Universidad Complutense de Madrid, Calle Profesor José García Santesmases s/n, 28040 Madrid, Spain.
BMC Bioinformatics. 2011 Aug 26;12:355. doi: 10.1186/1471-2105-12-355.
Word sense disambiguation (WSD) attempts to solve lexical ambiguities by identifying the correct meaning of a word based on its context. WSD has been demonstrated to be an important step in knowledge-based approaches to automatic summarization. However, the correlation between the accuracy of the WSD methods and the summarization performance has never been studied.
We present three existing knowledge-based WSD approaches and a graph-based summarizer. Both the WSD approaches and the summarizer employ the Unified Medical Language System (UMLS) Metathesaurus as the knowledge source. We first evaluate WSD directly, by comparing the prediction of the WSD methods to two reference sets: the NLM WSD dataset and the MSH WSD collection. We next apply the different WSD methods as part of the summarizer, to map documents onto concepts in the UMLS Metathesaurus, and evaluate the summaries that are generated. The results obtained by the different methods in both evaluations are studied and compared.

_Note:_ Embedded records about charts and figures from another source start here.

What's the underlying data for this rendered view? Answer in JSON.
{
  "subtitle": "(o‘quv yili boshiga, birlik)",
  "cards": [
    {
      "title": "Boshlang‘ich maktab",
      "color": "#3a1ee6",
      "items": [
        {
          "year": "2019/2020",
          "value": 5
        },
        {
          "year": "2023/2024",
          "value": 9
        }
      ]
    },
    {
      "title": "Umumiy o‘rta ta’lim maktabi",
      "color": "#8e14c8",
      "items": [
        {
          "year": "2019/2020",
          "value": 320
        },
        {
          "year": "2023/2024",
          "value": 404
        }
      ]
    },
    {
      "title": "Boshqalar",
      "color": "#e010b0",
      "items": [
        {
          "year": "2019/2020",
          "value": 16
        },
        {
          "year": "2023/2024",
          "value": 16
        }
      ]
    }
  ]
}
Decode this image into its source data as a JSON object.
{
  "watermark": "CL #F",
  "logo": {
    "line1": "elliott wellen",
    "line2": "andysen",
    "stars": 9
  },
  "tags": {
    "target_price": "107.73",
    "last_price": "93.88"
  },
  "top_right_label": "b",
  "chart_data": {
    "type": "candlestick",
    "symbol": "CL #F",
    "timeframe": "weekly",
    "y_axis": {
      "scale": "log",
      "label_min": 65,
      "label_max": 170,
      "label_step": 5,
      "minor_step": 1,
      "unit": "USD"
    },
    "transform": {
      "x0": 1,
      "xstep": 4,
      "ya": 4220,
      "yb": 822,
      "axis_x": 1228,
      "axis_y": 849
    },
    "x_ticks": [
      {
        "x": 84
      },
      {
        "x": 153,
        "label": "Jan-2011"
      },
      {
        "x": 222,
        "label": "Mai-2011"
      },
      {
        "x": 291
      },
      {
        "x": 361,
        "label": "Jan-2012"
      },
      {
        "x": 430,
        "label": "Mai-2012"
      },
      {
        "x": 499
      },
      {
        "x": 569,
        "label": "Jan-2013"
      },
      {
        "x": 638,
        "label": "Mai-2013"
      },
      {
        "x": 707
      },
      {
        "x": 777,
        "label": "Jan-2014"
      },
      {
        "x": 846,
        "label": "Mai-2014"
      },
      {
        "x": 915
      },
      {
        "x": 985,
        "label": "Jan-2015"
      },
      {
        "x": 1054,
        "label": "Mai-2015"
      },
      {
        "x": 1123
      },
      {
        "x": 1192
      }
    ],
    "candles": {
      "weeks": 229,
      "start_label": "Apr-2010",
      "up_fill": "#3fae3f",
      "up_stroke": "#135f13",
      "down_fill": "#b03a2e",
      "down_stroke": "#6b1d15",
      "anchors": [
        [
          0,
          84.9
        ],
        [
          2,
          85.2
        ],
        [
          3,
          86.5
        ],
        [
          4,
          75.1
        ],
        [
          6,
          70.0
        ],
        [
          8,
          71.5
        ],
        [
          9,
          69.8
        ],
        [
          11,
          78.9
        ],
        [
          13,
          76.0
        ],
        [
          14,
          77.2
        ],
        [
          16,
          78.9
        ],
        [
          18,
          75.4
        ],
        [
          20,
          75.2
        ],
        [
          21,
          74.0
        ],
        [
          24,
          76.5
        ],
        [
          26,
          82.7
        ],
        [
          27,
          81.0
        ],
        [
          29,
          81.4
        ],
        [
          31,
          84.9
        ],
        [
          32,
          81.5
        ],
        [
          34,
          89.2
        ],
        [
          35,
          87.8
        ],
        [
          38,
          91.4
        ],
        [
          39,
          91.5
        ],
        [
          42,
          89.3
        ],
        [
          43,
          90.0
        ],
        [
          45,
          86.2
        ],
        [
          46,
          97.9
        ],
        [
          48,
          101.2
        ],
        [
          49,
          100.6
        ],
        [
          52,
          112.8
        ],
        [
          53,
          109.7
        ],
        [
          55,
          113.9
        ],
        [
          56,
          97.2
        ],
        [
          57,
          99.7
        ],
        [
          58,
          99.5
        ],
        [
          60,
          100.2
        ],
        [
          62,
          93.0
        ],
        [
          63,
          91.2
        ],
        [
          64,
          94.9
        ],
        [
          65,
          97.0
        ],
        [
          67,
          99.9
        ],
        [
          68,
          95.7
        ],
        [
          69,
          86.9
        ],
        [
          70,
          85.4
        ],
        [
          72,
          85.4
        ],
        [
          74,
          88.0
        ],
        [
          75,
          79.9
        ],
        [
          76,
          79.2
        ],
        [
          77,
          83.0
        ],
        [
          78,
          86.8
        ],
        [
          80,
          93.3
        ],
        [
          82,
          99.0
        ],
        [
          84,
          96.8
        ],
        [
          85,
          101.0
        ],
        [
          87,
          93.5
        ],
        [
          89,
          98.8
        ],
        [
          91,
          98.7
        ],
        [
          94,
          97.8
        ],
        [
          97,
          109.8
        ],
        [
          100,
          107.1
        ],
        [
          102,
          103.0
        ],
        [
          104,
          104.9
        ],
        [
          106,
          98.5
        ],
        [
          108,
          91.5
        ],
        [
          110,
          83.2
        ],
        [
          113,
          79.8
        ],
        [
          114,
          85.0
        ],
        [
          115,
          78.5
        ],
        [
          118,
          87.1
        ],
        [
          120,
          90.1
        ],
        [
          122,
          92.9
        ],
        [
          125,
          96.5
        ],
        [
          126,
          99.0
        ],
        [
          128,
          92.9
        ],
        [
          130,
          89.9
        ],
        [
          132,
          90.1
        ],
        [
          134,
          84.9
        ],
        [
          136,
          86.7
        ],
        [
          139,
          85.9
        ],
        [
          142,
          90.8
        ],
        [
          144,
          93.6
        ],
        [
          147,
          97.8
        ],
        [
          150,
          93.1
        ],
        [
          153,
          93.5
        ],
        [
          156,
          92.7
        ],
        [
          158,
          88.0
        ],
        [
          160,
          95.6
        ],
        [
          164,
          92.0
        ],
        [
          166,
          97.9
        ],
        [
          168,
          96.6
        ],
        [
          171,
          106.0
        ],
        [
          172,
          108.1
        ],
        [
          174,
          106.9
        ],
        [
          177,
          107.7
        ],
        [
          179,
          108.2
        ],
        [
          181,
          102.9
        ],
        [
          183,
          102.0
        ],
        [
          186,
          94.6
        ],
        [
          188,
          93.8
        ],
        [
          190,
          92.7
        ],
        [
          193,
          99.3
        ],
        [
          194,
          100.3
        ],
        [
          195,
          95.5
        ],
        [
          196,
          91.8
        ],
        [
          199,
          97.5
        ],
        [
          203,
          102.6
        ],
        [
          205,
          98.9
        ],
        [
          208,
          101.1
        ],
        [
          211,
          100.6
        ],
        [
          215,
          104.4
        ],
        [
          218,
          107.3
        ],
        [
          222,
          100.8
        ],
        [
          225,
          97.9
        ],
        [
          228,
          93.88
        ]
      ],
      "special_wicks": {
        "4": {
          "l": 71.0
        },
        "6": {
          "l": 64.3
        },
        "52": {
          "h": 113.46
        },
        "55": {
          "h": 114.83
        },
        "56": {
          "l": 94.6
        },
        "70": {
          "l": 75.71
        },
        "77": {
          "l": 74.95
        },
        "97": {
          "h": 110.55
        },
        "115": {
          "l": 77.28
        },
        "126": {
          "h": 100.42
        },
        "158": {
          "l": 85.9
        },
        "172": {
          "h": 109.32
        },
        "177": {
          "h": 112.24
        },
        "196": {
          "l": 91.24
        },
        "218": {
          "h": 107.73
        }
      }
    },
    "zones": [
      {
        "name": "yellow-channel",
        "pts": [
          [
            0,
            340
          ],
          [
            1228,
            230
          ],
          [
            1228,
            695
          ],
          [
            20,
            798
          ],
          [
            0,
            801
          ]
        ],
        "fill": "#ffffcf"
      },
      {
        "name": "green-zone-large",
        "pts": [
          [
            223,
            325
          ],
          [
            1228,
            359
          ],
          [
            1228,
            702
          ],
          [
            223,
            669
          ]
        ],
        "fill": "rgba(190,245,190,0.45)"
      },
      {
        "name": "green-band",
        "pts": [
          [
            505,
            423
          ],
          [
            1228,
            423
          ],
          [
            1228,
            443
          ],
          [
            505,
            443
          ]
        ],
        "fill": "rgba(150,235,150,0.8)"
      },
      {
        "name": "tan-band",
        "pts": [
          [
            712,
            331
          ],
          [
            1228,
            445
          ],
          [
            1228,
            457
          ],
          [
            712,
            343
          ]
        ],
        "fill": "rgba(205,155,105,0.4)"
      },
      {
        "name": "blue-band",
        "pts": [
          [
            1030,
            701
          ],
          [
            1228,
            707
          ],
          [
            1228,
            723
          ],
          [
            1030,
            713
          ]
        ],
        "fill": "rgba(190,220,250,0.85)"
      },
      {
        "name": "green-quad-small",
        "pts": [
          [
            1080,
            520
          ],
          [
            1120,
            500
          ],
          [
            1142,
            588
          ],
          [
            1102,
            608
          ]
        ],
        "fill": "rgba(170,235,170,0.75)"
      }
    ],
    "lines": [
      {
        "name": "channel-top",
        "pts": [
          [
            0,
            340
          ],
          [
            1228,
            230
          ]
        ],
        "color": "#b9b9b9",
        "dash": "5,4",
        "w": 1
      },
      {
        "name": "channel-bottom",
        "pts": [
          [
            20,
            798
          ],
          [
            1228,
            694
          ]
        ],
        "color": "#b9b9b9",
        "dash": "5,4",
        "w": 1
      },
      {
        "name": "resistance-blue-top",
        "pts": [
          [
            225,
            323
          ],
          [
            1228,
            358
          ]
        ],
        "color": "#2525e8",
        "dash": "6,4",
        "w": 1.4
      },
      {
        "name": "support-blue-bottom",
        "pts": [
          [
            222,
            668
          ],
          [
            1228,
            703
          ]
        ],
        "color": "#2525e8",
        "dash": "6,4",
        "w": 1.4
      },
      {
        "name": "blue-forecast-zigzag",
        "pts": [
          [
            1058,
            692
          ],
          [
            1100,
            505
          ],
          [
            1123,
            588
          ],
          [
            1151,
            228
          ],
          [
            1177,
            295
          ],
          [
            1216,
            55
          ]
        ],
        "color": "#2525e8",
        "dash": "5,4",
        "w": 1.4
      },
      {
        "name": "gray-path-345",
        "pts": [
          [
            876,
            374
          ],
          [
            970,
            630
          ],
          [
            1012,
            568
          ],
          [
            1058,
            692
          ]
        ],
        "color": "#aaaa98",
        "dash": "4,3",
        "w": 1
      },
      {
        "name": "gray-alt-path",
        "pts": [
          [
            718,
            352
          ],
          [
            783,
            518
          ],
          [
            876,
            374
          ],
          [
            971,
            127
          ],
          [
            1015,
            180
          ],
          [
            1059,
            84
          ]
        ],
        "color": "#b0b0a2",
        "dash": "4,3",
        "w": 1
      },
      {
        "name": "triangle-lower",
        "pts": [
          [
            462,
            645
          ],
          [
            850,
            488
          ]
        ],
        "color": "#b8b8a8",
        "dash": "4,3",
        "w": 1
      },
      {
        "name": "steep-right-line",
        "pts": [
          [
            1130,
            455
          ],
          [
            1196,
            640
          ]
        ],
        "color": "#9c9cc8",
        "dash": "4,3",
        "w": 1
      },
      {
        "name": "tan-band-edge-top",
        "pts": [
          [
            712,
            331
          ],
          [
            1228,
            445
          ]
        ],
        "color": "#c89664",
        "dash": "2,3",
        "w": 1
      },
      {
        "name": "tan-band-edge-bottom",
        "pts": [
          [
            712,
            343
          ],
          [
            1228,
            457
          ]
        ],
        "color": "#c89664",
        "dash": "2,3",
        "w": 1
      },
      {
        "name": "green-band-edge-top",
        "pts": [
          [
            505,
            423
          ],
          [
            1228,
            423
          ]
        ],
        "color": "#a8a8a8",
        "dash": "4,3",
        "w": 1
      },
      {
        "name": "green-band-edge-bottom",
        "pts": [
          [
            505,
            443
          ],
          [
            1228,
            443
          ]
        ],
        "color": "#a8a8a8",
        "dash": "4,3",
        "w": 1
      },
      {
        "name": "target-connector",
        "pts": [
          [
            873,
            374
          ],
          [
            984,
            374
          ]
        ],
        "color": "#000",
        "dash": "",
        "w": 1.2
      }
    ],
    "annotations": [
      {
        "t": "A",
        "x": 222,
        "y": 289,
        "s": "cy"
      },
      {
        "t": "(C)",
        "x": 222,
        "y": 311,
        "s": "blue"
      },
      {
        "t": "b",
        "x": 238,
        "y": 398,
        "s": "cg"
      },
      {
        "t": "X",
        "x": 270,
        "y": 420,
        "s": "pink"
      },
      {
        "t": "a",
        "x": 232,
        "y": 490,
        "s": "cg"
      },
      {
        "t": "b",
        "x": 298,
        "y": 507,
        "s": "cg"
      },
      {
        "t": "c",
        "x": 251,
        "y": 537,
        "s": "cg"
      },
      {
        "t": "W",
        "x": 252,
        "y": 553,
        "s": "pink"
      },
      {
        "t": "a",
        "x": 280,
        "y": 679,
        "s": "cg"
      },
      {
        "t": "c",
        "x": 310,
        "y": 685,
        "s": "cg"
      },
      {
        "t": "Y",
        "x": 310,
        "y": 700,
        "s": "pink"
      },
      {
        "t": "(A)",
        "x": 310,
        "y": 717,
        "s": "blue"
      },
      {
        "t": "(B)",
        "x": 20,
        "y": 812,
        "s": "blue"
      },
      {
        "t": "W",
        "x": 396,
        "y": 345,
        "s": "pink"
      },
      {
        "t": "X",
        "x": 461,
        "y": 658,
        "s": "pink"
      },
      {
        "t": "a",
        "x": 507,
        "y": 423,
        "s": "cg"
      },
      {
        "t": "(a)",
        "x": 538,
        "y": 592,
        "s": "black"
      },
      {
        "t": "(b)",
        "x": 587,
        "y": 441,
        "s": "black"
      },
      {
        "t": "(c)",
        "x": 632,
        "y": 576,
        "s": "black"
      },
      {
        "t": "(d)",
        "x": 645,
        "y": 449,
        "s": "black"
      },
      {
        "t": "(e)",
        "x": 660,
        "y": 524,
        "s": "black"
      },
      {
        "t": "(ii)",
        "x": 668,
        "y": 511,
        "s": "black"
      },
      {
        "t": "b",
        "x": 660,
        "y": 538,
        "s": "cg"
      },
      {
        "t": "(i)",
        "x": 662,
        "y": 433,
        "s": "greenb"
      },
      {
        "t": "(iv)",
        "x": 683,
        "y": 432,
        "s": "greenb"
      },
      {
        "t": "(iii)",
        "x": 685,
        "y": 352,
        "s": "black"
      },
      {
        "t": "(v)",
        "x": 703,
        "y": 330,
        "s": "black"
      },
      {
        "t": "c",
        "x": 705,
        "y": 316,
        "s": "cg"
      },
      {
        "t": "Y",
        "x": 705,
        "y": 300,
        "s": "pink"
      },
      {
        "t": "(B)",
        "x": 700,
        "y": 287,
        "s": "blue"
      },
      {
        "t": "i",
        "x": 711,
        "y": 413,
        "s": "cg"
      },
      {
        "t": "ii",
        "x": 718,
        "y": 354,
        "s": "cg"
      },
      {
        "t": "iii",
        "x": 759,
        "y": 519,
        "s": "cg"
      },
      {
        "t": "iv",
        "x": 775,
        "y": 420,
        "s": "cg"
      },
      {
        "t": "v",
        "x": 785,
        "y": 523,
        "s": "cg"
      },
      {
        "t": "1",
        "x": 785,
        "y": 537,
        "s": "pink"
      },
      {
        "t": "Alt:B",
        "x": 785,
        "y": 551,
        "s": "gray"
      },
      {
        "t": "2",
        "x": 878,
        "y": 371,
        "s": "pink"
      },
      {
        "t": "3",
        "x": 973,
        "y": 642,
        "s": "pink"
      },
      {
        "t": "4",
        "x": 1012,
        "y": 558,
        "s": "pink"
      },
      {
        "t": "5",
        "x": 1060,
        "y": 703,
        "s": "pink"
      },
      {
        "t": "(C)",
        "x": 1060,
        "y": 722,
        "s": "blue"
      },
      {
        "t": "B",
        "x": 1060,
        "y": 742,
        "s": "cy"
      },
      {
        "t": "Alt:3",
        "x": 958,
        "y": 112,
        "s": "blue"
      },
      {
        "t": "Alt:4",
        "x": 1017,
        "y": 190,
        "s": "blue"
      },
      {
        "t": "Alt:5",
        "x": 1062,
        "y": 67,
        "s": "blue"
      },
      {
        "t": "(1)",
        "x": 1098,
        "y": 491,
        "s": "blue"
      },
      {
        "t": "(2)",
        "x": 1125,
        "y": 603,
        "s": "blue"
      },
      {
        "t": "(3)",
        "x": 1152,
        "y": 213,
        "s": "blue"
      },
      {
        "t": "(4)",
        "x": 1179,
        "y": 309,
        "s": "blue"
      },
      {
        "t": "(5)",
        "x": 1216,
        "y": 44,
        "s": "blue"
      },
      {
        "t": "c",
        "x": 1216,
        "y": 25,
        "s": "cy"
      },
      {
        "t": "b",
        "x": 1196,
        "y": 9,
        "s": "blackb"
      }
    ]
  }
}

It has been found that the use of WSD techniques has a positive impact on the results of our graph-based summarizer, and that, when both the WSD and summarization tasks are assessed over large and homogeneous evaluation collections, there exists a correlation between the overall results of the WSD and summarization tasks. Furthermore, the best WSD algorithm in the first task tends to be also the best one in the second. However, we also found that the improvement achieved by the summarizer is not directly correlated with the WSD performance. The most likely reason is that the errors in disambiguation are not equally important but depend on the relative salience of the different concepts in the document to be summarized.
词义消歧(WSD)试图通过根据上下文识别单词的正确含义来解决词汇歧义。WSD 已被证明是基于知识的自动摘要方法的重要步骤。然而,WSD 方法的准确性与摘要性能之间的相关性从未被研究过。
我们提出了三种现有的基于知识的 WSD 方法和一种基于图的摘要器。WSD 方法和摘要器都使用统一医学语言系统 (UMLS) 术语表作为知识源。我们首先通过将 WSD 方法的预测与两个参考集(NLM WSD 数据集和 MSH WSD 集合)进行比较,直接评估 WSD。接下来,我们将不同的 WSD 方法作为摘要器的一部分应用,将文档映射到 UMLS 术语表中的概念,并评估生成的摘要。研究并比较了在这两种评估中不同方法获得的结果。
已发现 WSD 技术的使用对我们基于图的摘要器的结果有积极影响,并且当 WSD 和摘要任务都在大型且同质的评估集合上进行评估时,WSD 和摘要任务的整体结果之间存在相关性。此外,在第一个任务中表现最好的 WSD 算法往往也是第二个任务中表现最好的算法。然而,我们还发现,摘要器的改进与 WSD 性能没有直接的相关性。最有可能的原因是消歧错误并不同等重要,而是取决于要总结的文档中不同概念的相对显著性。